命門は、おへその真後ろにあるツボ、と憶えることもできます。

最後のツボは、足首にあります。
「内くるぶしのてっぺんに小指を置き、そのまま膝の方に他の指をそえた時、人差し指がくる場所を三陰交と言います。ここを温めるといいですね。生理痛など女性特有の症状にも効果的です」
半端丈のズボンなど足首が出るようなファッションは、秋冬は避けたほうが無難かもしれません。関節というのは冷えやすい箇所なのだそうです。足湯などで温めるのも良さそうです。

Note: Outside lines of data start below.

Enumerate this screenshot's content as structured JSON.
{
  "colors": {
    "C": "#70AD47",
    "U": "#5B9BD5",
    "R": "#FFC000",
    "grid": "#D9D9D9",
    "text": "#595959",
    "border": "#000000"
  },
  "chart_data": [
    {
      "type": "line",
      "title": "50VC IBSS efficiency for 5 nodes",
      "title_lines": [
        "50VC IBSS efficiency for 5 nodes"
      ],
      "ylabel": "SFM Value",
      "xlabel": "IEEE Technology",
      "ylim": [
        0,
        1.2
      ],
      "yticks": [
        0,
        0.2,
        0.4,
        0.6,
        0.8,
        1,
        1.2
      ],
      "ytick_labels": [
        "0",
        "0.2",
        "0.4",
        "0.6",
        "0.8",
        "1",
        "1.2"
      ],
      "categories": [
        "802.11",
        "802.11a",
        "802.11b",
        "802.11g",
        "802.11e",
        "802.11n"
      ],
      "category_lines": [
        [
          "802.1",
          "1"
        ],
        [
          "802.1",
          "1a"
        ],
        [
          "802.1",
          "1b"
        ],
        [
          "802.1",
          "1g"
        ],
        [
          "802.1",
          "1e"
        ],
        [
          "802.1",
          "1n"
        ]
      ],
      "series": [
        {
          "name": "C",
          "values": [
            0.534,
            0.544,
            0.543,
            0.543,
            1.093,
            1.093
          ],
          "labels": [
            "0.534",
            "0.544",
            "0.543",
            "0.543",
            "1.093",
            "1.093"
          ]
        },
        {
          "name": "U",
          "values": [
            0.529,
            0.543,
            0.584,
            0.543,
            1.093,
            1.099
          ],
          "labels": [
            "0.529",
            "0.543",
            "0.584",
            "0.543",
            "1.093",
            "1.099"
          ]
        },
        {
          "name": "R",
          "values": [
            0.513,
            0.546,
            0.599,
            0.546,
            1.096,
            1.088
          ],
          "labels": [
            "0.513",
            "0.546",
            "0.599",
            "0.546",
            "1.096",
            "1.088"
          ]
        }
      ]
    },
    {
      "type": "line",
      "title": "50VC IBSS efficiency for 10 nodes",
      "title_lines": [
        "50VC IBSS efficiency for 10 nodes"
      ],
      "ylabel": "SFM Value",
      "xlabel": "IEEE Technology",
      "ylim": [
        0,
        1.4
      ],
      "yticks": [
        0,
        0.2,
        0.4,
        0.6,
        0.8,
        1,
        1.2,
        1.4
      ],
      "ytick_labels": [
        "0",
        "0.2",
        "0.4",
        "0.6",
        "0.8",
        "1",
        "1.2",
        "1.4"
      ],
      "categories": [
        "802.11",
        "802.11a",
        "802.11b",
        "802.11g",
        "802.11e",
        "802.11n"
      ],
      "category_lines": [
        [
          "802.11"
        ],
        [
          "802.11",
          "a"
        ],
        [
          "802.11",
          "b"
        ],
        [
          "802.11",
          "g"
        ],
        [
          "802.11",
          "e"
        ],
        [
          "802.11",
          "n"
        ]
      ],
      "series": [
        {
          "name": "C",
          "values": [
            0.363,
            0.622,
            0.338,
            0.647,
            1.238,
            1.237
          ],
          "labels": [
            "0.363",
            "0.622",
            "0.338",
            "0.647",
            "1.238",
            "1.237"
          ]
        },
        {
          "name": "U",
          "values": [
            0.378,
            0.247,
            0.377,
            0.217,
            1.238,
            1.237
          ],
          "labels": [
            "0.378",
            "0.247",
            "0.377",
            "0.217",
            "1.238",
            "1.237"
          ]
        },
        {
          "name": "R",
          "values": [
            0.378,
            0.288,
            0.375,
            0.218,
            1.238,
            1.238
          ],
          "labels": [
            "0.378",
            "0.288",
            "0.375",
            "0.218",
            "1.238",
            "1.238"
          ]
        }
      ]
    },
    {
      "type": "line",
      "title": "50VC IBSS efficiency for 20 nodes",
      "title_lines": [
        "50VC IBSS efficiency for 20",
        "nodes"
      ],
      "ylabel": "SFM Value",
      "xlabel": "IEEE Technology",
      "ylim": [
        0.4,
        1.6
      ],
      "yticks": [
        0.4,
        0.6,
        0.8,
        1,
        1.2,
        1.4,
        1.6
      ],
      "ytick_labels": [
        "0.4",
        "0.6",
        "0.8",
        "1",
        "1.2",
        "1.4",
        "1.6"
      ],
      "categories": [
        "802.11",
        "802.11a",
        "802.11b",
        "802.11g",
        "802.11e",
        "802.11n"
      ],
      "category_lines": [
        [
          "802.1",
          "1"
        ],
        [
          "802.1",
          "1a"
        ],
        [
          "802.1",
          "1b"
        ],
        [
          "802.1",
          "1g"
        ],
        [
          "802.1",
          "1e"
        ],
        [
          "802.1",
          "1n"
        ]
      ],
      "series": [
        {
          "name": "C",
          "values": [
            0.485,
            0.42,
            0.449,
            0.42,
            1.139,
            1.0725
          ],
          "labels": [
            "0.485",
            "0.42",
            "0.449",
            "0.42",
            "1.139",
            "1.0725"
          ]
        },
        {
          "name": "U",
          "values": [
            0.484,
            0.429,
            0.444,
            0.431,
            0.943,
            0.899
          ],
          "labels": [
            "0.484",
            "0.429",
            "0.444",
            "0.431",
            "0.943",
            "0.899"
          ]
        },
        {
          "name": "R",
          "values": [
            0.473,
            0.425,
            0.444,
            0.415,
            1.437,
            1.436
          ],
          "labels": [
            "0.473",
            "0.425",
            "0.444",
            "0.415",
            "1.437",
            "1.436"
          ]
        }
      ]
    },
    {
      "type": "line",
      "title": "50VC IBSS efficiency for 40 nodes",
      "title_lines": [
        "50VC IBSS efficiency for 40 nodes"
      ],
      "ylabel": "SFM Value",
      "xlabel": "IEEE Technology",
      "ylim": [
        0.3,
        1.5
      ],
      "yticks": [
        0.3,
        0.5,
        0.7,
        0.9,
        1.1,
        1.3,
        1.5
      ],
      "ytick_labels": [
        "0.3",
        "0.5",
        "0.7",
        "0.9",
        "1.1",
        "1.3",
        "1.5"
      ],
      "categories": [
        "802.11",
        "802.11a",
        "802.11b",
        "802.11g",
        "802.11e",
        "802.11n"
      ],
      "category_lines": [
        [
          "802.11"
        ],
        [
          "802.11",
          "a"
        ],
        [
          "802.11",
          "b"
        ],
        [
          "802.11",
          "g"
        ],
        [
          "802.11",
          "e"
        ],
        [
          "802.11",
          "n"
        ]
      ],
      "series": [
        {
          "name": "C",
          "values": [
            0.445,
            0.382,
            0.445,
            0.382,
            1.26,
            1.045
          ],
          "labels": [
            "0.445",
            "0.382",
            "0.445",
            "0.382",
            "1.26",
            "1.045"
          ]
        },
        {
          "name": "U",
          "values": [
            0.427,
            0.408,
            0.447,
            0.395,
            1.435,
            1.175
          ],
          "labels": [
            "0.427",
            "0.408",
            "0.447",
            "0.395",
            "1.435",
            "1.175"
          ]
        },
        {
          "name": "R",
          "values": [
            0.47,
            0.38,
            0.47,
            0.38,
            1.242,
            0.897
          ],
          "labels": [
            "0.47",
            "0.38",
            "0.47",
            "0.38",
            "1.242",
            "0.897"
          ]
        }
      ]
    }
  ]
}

三陰交は、冷えのほかに、むくみや便秘などにも作用すると言われています。

着込みすぎず、ある程度は寒さを感じよう

2000年前に書かれた東洋医学の医学書には、「春にきつい服を着てはいけない」と書いてあるそうです。
「春は、日も長くなって行動時間も増える。植物が成長していくように、意識も外を向いて広がっていく。そういうとき服に締め付けられると、居心地が悪いんですね。逆に秋冬は、寒冷刺激から体を守るために体表の肌理がしまっていく。そのなかで、大事なツボを重点的に守ると冷えに負けずに過ごせます」
では、もこもこと着込み、暖房のきいた暖かいところにいればいい?そうではなく、あまり体を甘えさせてはいけないんだそうです。
「東洋医学では自然を敵とするのではなく、暑さや寒さの季節変化を利用して体を強くしていこう、という考え方があります。もちろん、体力や抵抗力が落ちているお年寄りは無理をしないでください」
冬は冬で、適度に寒さを味わうのがいいんですね。

先生からのアドバイス

寒くて眠れない夜におすすめなのは、お灸です。本格的なお灸はモグサというヨモギの葉の毛をこよって使いますが、自宅でやるときは市販の簡易的なお灸セットで十分です。背中のツボなどはむずかしいので、足の三陰交などをじんわり温めましょう。

温めれば、気分も上を向く

秋冬の気分の落ち込みは、冷えからきていることが多いそうです。
「本当は、寒くなろうと、忙しかろうと、そうした変化に左右されない程度のエネルギーを持つことが理想。でも、そんなにエネルギーが充実している人ばかりじゃないですよね。だから冷やしてエネルギーが減らないよう、気をつけることが必要なんです。疲れている時は、体を温めるだけで気分も上を向きますよ」
落ち込んでいる時はエネルギーが不足している上に、同時に冷えやすくもなっていて、悪循環なのだそう。だからまず、不用意に体を冷やさないことから始めましょう。

いざというときのためにも!

秋冬の災害時に、避難所生活を送ることになるかもしれません。寒くても空調を調整できない時には、カイロなどで自分を温めるしかありません。そんなときには、熱の貯蔵庫のツボ「命門」のことを思い出してください。背中側の命門とちょうどお腹側にある「関元」で体を挟むようにしてカイロを貼ると、そこから体全体を温めることができます。首元の「大椎」や足首あたりの「三陰交」を覆って、冷やさないようにすることもお忘れなく。

編集後記

健康や美容を語るとき、大敵としてしばしば話題になる「冷え」ですが、2000年も前にすでに語られていたとは、東洋医学おそるべし。知るほどに深い世界であろうとは思いますが、食べ物や、服装など、普段の生活の中で気軽に対策を取り入れることができるのは、お財布への負担も少なくて助かりますね。寒い季節はもちろん、油断しがちな夏に心がけることが重要だそうなので、一年を通して実践しましょう。